Bundesbank: Higher short-term inflation and months before GDP rise

18.06.2026, 14:45

By Jörn Bender, dpa

Germany's economy, hampered by the Iran war, is expected to return to modest growth only in the autumn, the country's central bank or Bundesbank predicted on Thursday.

Overall, economic output is likely to edge up slightly by 0.1% in the third quarter of 2026 compared with the previous quarter after a summer lull, the Bundesbank forecasted in its June monthly report.

Bundesbank economists expect the strongest direct strains from the conflict in the Middle East to ease by then. On the assumption that energy prices fall again, private households would have more real income available, which could boost consumption.

However, Bundesbank experts also expect consumer prices to rise more strongly in the coming months. They forecast that the EU-harmonized inflation rate (HICP) in Europe's largest economy will climb above the 3% mark in the coming months.

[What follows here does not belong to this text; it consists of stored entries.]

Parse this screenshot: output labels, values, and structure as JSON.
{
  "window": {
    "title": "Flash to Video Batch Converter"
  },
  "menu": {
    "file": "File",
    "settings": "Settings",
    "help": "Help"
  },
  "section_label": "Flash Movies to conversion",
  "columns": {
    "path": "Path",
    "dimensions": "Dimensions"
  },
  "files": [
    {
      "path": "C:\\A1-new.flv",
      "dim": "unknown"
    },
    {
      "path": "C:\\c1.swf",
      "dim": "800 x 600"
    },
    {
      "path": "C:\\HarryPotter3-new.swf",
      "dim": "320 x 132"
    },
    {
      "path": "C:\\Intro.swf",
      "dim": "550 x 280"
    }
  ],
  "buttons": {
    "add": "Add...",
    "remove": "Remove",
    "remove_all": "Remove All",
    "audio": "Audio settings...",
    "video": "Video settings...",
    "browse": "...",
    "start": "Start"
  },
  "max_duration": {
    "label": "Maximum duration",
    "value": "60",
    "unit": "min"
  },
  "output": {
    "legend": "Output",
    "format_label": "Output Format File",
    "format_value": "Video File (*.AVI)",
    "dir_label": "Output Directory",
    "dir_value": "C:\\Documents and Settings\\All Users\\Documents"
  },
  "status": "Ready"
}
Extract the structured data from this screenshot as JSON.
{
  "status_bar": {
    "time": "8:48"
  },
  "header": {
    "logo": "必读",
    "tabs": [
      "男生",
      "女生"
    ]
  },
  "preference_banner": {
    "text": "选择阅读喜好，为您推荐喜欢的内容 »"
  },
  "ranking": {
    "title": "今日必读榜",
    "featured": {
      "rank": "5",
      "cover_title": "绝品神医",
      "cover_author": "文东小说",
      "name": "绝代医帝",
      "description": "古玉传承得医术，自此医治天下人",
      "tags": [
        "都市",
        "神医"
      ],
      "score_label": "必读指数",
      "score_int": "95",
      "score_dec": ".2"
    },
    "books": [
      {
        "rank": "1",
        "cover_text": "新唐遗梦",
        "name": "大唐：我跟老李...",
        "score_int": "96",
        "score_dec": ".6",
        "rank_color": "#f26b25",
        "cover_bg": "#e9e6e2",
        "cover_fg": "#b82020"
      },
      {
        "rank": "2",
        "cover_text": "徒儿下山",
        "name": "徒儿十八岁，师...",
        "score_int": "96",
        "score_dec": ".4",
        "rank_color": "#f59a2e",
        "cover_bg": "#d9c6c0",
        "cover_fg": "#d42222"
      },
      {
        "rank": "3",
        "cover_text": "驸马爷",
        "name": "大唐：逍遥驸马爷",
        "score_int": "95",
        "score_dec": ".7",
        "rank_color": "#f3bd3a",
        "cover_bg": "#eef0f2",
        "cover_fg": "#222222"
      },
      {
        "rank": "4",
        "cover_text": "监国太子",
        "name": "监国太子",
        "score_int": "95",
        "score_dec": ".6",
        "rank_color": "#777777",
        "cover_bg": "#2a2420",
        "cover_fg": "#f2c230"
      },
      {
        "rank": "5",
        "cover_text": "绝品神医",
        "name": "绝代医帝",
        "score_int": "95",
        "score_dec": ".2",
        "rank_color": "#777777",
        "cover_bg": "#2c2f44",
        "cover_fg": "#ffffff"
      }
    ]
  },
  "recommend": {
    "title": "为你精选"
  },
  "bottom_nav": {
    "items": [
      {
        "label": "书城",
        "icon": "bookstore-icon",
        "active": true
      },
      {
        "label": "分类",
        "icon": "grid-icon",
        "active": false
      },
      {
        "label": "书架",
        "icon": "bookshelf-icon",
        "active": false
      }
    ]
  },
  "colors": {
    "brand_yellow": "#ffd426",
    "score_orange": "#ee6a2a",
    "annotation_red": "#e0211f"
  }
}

It stood at 2.7% in May.

"After the temporary fuel rebate expires, energy inflation is likely to be higher again at first. Looking at petrol, there is likely to be a lag before households feel the effects of higher wholesale prices. This is due to longer-term procurement and contract structures," the Bundesbank wrote.

Food could also become more expensive because producers pass higher energy costs on. The cut in the energy tax on petrol and diesel by just under 17 euro cents (19 US cents) per litre, in place since May 1, expires at the end of June.

Higher inflation rates reduce consumers' purchasing power, meaning they can buy less for €1. This slows private consumption, which is an important pillar of domestic demand.

Iran war affecting second quarter growth

For the current second quarter, the Bundesbank expects overall stagnation in gross domestic product (GDP). 

"The impact of the war in Iran will considerably stall the economic recovery which would otherwise be on the cards thanks mainly to the strong fiscal stimulus in the second and third quarters," it wrote.

In the first quarter, GDP had increased by 0.3% compared with the previous quarter, mainly due to higher exports. There had been strong hopes that Germany's economy would pick up again after three lean years, also because the state has launched massive multi-billion investments in roads, rail and defence.

In 2025, Germany narrowly avoided a third consecutive year without growth, posting a marginal increase of 0.2%.